The day of
I had finished my part of a meeting with a congregational leadership team. They had other agendas to address that did not concern me. They invited me to feel free to leave.
As I left the building I went out the door I typically used. I realized on the covered porch outside this door were three people laying down — two men and a woman. There was no outside light on so I tripped over them. They were part of the homeless tribe in the downtown area of this city.
It was not unusual for them to be there. In a certain sense it felt like a safe place. During the past year the congregation had begun serving homeless people an evening meal once or twice per month. Also, they provided shelter from the cold on nights when the temperature fell below a certain degree.
They had positively branded the church as a welcoming place to homeless people, and not one where they were told to leave or the police were called. The congregation was proud of the things they were doing for the homeless.

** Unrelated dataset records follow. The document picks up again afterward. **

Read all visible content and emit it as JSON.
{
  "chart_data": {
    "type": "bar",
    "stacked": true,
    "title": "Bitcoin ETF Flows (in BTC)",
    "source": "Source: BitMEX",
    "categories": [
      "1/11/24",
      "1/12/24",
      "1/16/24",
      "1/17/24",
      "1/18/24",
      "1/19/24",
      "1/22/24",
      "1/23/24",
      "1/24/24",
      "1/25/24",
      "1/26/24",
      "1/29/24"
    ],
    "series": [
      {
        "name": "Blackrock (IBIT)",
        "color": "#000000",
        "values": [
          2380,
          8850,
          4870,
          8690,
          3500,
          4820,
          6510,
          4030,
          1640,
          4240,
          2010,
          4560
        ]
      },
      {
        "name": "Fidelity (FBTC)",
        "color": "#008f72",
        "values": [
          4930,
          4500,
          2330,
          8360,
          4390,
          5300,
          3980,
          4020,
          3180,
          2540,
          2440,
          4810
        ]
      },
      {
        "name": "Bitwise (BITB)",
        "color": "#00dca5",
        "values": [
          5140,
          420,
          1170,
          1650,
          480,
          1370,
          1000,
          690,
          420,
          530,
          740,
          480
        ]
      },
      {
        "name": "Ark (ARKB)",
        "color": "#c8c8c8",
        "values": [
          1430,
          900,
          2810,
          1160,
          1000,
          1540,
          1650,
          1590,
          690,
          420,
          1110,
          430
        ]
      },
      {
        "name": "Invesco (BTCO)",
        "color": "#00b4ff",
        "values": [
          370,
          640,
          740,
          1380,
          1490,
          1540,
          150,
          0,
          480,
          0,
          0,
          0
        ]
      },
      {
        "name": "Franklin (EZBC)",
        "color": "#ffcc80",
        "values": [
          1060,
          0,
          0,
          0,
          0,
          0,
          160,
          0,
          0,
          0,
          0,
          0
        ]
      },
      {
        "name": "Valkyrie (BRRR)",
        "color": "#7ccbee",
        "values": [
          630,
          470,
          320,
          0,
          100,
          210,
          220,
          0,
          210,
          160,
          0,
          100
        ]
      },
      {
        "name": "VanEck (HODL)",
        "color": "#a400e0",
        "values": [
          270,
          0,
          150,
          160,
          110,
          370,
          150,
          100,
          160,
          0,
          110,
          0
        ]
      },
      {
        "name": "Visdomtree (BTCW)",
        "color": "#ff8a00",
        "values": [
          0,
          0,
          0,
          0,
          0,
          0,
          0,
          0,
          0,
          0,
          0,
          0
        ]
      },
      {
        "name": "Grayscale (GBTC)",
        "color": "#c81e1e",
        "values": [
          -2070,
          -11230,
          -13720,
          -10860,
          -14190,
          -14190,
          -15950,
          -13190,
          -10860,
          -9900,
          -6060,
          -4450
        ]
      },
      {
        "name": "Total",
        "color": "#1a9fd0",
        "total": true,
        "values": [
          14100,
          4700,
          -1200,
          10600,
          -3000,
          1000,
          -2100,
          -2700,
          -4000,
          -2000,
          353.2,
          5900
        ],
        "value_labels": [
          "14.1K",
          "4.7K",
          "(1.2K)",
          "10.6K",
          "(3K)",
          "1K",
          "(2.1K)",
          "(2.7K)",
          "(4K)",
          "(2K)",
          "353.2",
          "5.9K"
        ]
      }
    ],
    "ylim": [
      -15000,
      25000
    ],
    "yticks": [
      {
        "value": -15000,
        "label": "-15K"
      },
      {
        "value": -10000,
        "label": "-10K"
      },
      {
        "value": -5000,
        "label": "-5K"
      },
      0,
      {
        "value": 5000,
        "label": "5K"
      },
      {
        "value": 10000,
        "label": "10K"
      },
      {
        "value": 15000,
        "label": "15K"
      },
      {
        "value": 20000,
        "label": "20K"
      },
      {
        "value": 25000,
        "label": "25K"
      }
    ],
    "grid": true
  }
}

Earlier that same day I had a conversation with the pastors of this congregation about how their homeless ministry was doing. They acknowledged it was perhaps doing too well. The homeless felt so comfortable about the church facilities that they would sleep there, take care of toilet practices outside in the bushes, and engage in some drug and alcohol dependence practices. And sometimes enjoy sexual intimacy there.
The morning of the day I encountered the three homeless people, the church staff held a dialogue about this ministry and the presence of homeless people during times direct ministry was not taking place. It was the week after Easter when this dialogue took place.
One key issue the staff discussed was the fact they had to cancel the Easter egg hunt because of the fear of children reaching for eggs and actually encountering the products of toilet, drug and alcohol practices. In other words, the separation between the missional efforts toward homeless and the programs of the congregation had disappeared.
Handling this presented a dilemma. Welcoming the stranger was a theological affirmation of the congregation. Developing holistically the lives of children was also a theological commitment of the congregation. Could they exist not just alongside one another but in the same space and time?
The day after
The next day I had another meeting with the pastors to continue planning for the congregation’s spiritual and strategic journey. The issue of the homeless trio came up.
The night before, after the congregational leadership team gathering was finished, one of the pastors encountered the homeless trio as he was leaving for the evening. His compassionate ministry spirit was stimulated, and he spent an hour or so in conversation with the trio. They were known to him and he to them.
Overnight he realized the dilemma of the same space and same time for missional engagement and congregational ministry, and knew he had to do something additional. The homeless people were easy to find so the conversation continued. But there did not seem to be an immediate solution.
He had a colleague in nonprofit ministry who was once homeless himself, but whose life pattern had changed dramatically. He called this person for advice and counsel. After he laid out the case, the colleague said the trio was not at a place where they were ready to receive the help that could be offered to them. He said they had not yet reached a classic place of desperation where they would yield to redemptive ministry.
Surprisingly the colleague said it was best to call the police and have them removed. Harsh as that might seem, it was actually the best for them at this time. It involved the pastor having to go to the police station and file an actual complaint. While this was not what the pastor wanted to do, it was something he realized he needed to do.
The next day
The dialogue with the pastors on the third day of my visit focused on multiple issues. One of them was the issue of renewing the core of the congregation through intentional disciple-making processes as a balancing action to the multiple missional engagements of the congregation that were extending their ministry.
The pastor who had focused on the homeless trio for three or four hours over two days acknowledged there was an imbalance. He had realized it during his time of involvement with this homeless trio. He knew he and the congregation would continue their homeless ministry, but he also needed to find more ways to develop people as disciples who understood, affirmed and participated in ministries like this one to homeless people.
Finding the right balance is not easy. Our rescuer mentality as ministers at times draws us toward situations of immediate need. It is difficult to maintain a healthy perspective on how to renew the core of the congregation for the long-term while extending prophetic ministry in the community context.